En abrogeant ces textes, les autorités maliennes de la transition, dirigées par le général Assimi Goïta ouvrent une nouvelle page. Fini les partis d’apparat, place à une refondation politique « assainie », où les forces appelées à émerger devront incarner de véritables projets de société. Derrière cet engagement républicain, certains verront certes une stratégie de verrouillage du pouvoir, pourtant il s’agit bien d’une purge salutaire face à l’impasse d’un multipartisme qui, depuis des décennies, servait plus les ambitions personnelles que l’intérêt général.

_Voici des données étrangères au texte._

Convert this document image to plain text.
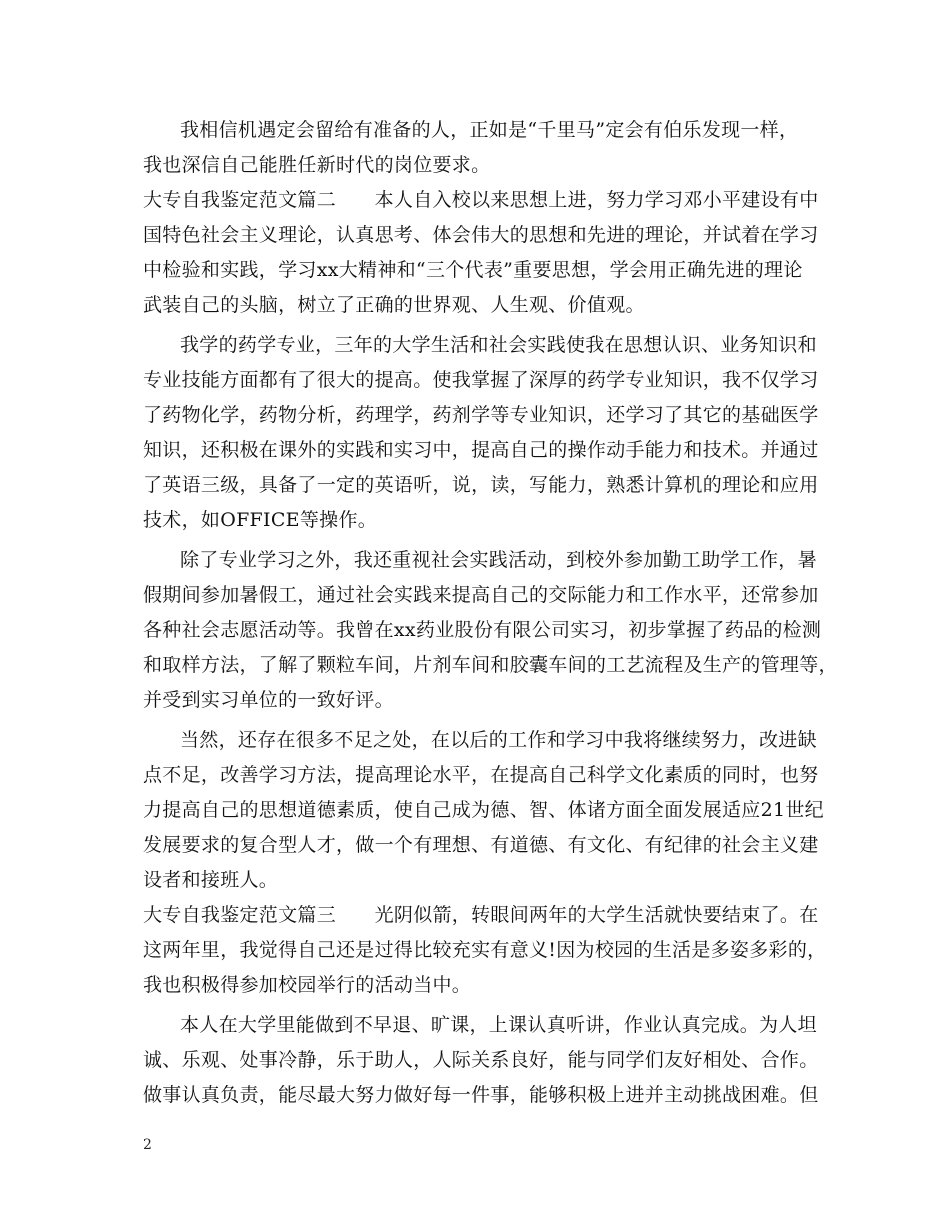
我相信机遇定会留给有准备的人，正如是“千里马”定会有伯乐发现一样，
我也深信自己能胜任新时代的岗位要求。
大专自我鉴定范文篇二　　本人自入校以来思想上进，努力学习邓小平建设有中
国特色社会主义理论，认真思考、体会伟大的思想和先进的理论，并试着在学习
中检验和实践，学习xx大精神和“三个代表”重要思想，学会用正确先进的理论
武装自己的头脑，树立了正确的世界观、人生观、价值观。
我学的药学专业，三年的大学生活和社会实践使我在思想认识、业务知识和
专业技能方面都有了很大的提高。使我掌握了深厚的药学专业知识，我不仅学习
了药物化学，药物分析，药理学，药剂学等专业知识，还学习了其它的基础医学
知识，还积极在课外的实践和实习中，提高自己的操作动手能力和技术。并通过
了英语三级，具备了一定的英语听，说，读，写能力，熟悉计算机的理论和应用
技术，如OFFICE等操作。
除了专业学习之外，我还重视社会实践活动，到校外参加勤工助学工作，暑
假期间参加暑假工，通过社会实践来提高自己的交际能力和工作水平，还常参加
各种社会志愿活动等。我曾在xx药业股份有限公司实习，初步掌握了药品的检测
和取样方法，了解了颗粒车间，片剂车间和胶囊车间的工艺流程及生产的管理等，
并受到实习单位的一致好评。
当然，还存在很多不足之处，在以后的工作和学习中我将继续努力，改进缺
点不足，改善学习方法，提高理论水平，在提高自己科学文化素质的同时，也努
力提高自己的思想道德素质，使自己成为德、智、体诸方面全面发展适应21世纪
发展要求的复合型人才，做一个有理想、有道德、有文化、有纪律的社会主义建
设者和接班人。
大专自我鉴定范文篇三　　光阴似箭，转眼间两年的大学生活就快要结束了。在
这两年里，我觉得自己还是过得比较充实有意义!因为校园的生活是多姿多彩的，
我也积极得参加校园举行的活动当中。
本人在大学里能做到不早退、旷课，上课认真听讲，作业认真完成。为人坦
诚、乐观、处事冷静，乐于助人，人际关系良好，能与同学们友好相处、合作。
做事认真负责，能尽最大努力做好每一件事，能够积极上进并主动挑战困难。但
2
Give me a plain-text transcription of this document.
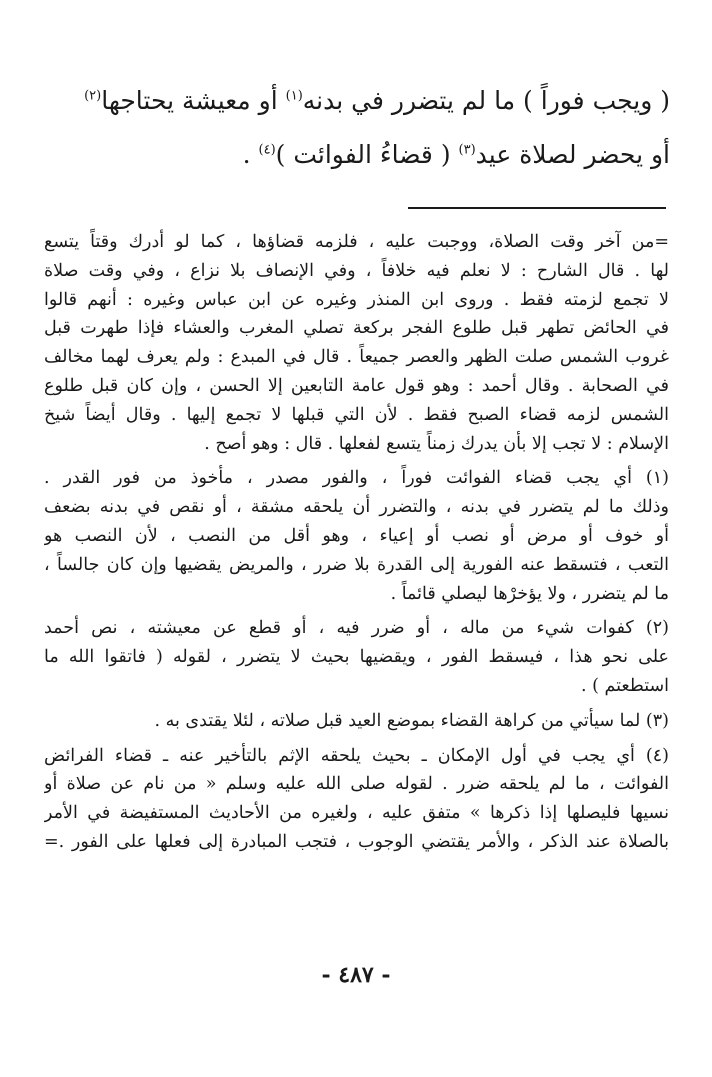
( ويجب فوراً ) ما لم يتضرر في بدنه$^{(١)}$ أو معيشة يحتاجها$^{(٢)}$
أو يحضر لصلاة عيد$^{(٣)}$ ( قضاءُ الفوائت )$^{(٤)}$ .
=من آخر وقت الصلاة، ووجبت عليه ، فلزمه قضاؤها ، كما لو أدرك وقتاً يتسع
لها . قال الشارح : لا نعلم فيه خلافاً ، وفي الإنصاف بلا نزاع ، وفي وقت صلاة
لا تجمع لزمته فقط . وروى ابن المنذر وغيره عن ابن عباس وغيره : أنهم قالوا
في الحائض تطهر قبل طلوع الفجر بركعة تصلي المغرب والعشاء فإذا طهرت قبل
غروب الشمس صلت الظهر والعصر جميعاً . قال في المبدع : ولم يعرف لهما مخالف
في الصحابة . وقال أحمد : وهو قول عامة التابعين إلا الحسن ، وإن كان قبل طلوع
الشمس لزمه قضاء الصبح فقط . لأن التي قبلها لا تجمع إليها . وقال أيضاً شيخ
الإسلام : لا تجب إلا بأن يدرك زمناً يتسع لفعلها . قال : وهو أصح .
(١) أي يجب قضاء الفوائت فوراً ، والفور مصدر ، مأخوذ من فور القدر .
وذلك ما لم يتضرر في بدنه ، والتضرر أن يلحقه مشقة ، أو نقص في بدنه بضعف
أو خوف أو مرض أو نصب أو إعياء ، وهو أقل من النصب ، لأن النصب هو
التعب ، فتسقط عنه الفورية إلى القدرة بلا ضرر ، والمريض يقضيها وإن كان جالساً ،
ما لم يتضرر ، ولا يؤخرْها ليصلي قائماً .
(٢) كفوات شيء من ماله ، أو ضرر فيه ، أو قطع عن معيشته ، نص أحمد
على نحو هذا ، فيسقط الفور ، ويقضيها بحيث لا يتضرر ، لقوله ( فاتقوا الله ما
استطعتم ) .
(٣) لما سيأتي من كراهة القضاء بموضع العيد قبل صلاته ، لئلا يقتدى به .
(٤) أي يجب في أول الإمكان ـ بحيث يلحقه الإثم بالتأخير عنه ـ قضاء الفرائض
الفوائت ، ما لم يلحقه ضرر . لقوله صلى الله عليه وسلم « من نام عن صلاة أو
نسيها فليصلها إذا ذكرها » متفق عليه ، ولغيره من الأحاديث المستفيضة في الأمر
بالصلاة عند الذكر ، والأمر يقتضي الوجوب ، فتجب المبادرة إلى فعلها على الفور .=
- ٤٨٧ -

La critique du multipartisme comme facteur d’instabilité
Il faut dire que le diagnostic n’est pas propre au Mali. La critique du multipartisme comme facteur d’instabilité n’a jamais cessé d’habiter les réflexions des plus grands penseurs. En Europe, Hannah Arendt dénonçait déjà en 1951, dans Les Origines du totalitarisme, la cacophonie des régimes multipartites continentaux, louant au contraire la stabilité offerte par les systèmes bipartisans comme celui des États-Unis ou du Royaume-Uni. Selon elle, la guerre des clans partisans prépare toujours le terrain à des ruptures autoritaires, lorsqu’un « homme providentiel » vient se poser en sauveur face au désordre des élites, comme l’on l’a vu en 20 213 avec l’élection d’Ibrahim Boubacar Kéïta au Mali.

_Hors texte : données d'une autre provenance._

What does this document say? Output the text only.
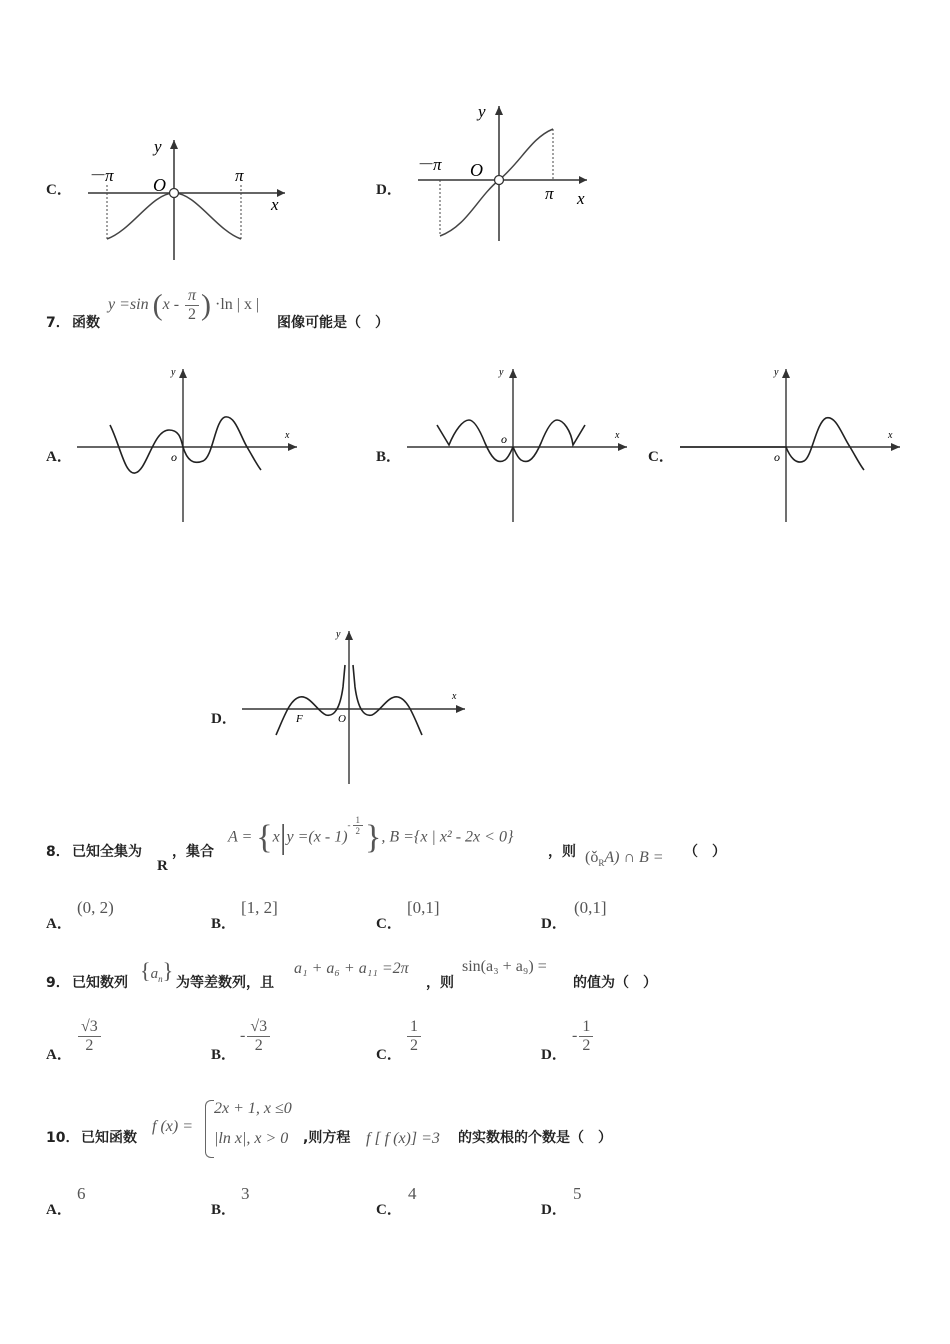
C．
－π O	π
x
y
D．
－π O
π x
y
7． 函数
y =sin ($x - \frac{\pi}{2}$ ) ·ln | x |
图像可能是（　）
A．
x
y
o	B．
x
y
o
C．
x
y
o
D．
x
y
O
F
8． 已知全集为
R
，集合
A = {x|y =(x - 1)$^{- \frac{1}{2}}$ }, B ={x | x² - 2x < 0}
，则 $(ǒ_RA)$ ∩ B = （　）
A．
(0, 2)
B．
[1, 2]
C．
[0,1]
D．
(0,1]
9． 已知数列 $\{a_n\}$ 为等差数列，且
a₁ + a₆ + a₁₁ =2π
，则
sin(a₃ + a₉) =
的值为（　）
A． $\frac{√3}{2}$	B．
- $\frac{√3}{2}$	C． $\frac{1}{2}$	D．
- $\frac{1}{2}$
10． 已知函数
f (x) =
2x + 1, x ≤0
|ln x|, x > 0 ,则方程 f [ f (x)] =3 的实数根的个数是（　）
A．
6
B．
3
C．
4
D．
5
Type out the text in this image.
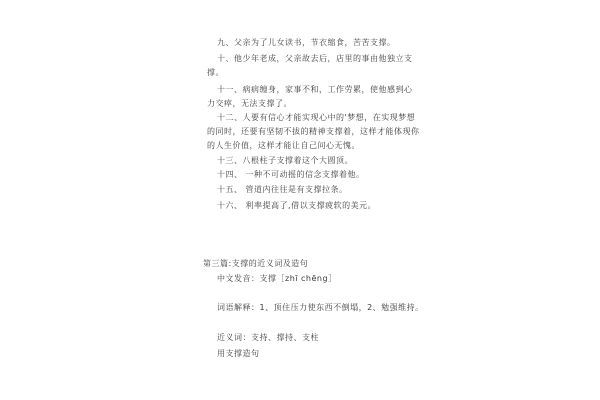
九、父亲为了儿女读书，节衣缩食，苦苦支撑。
十、他少年老成，父亲故去后，店里的事由他独立支
撑。
十一、病病缠身，家事不和，工作劳累，使他感到心
力交瘁，无法支撑了。
十二、人要有信心才能实现心中的'梦想，在实现梦想
的同时，还要有坚韧不拔的精神支撑着，这样才能体现你
的人生价值，这样才能让自己问心无愧。
十三、八根柱子支撑着这个大圆顶。
十四、 一种不可动摇的信念支撑着他。
十五、 管道内往往是有支撑拉条。
十六、 利率提高了,借以支撑疲软的美元。
第三篇:支撑的近义词及造句
中文发音：支撑［zhī chēng］
词语解释：1、顶住压力使东西不倒塌，2、勉强维持。
近义词：支持、撑持、支柱
用支撑造句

Plus près de nous, Isidore Mfuamba Mulumba et Kalala Ilunga Matthiesen, dans leur étude sur la République démocratique du Congo, n’hésitent pas à qualifier le multipartisme congolais d’« anarchique », alimentant conflits ethniques, manipulations identitaires et délitement de l’État. En Côte d’Ivoire, après l’euphorie du retour au multipartisme en 1990, le pays a sombré dans les divisions, la rébellion, les crises post-électorales sanglantes. Là aussi, l’illusion démocratique a volé en éclats sous les coups de boutoir des ambitions démesurées et des manipulations politiciennes.
Le Mali est-il à l’abri de ce scénario ? Rien n’est moins sûr. Car depuis des décennies, on assiste à la prolifération de partis inutiles. Aujourd’hui, le discours officiel justifie la suspension des partis par la nécessité de « sauver la nation » des forces centrifuges qui minent son unité.
Le chemin est étroit, mais il est encore ouvert
Dans ce contexte, il est légitime de s’interroger : qui définira demain les règles du jeu ? Quel cadre juridique garantira que les futures forces politiques ne soient pas des forces déstabilisatrices ? Quelle place sera faite à la critique, au débat contradictoire, à l’alternance véritable ? Autant de questions qui restent, à ce jour, sans réponse.
En réalité, le Mali se trouve sur la voie d’une réforme salutaire. Cette refondation devient une vraie opportunité de repenser un système politique délégitimé, d’assainir le jeu démocratique pour le rendre plus responsable, plus proche des attentes populaires.
Le pari est risqué, mais il est aussi historique. Le peuple malien, qui a trop souvent été pris en otage par une classe politique plus prompte à se partager les miettes qu’à porter une vision nationale, mérite mieux qu’un simple replâtrage institutionnel. Il mérite une démocratie refondée sur des bases solides : la responsabilité, la clarté des projets, l’exigence d’un vrai contrat social.
Face à une anarchie multipartite, le Mali tente d’inventer sa propre voie. Une démocratie de reconstruction, exigeante, patiente, mais véritable. Le chemin est étroit, mais il est encore ouvert.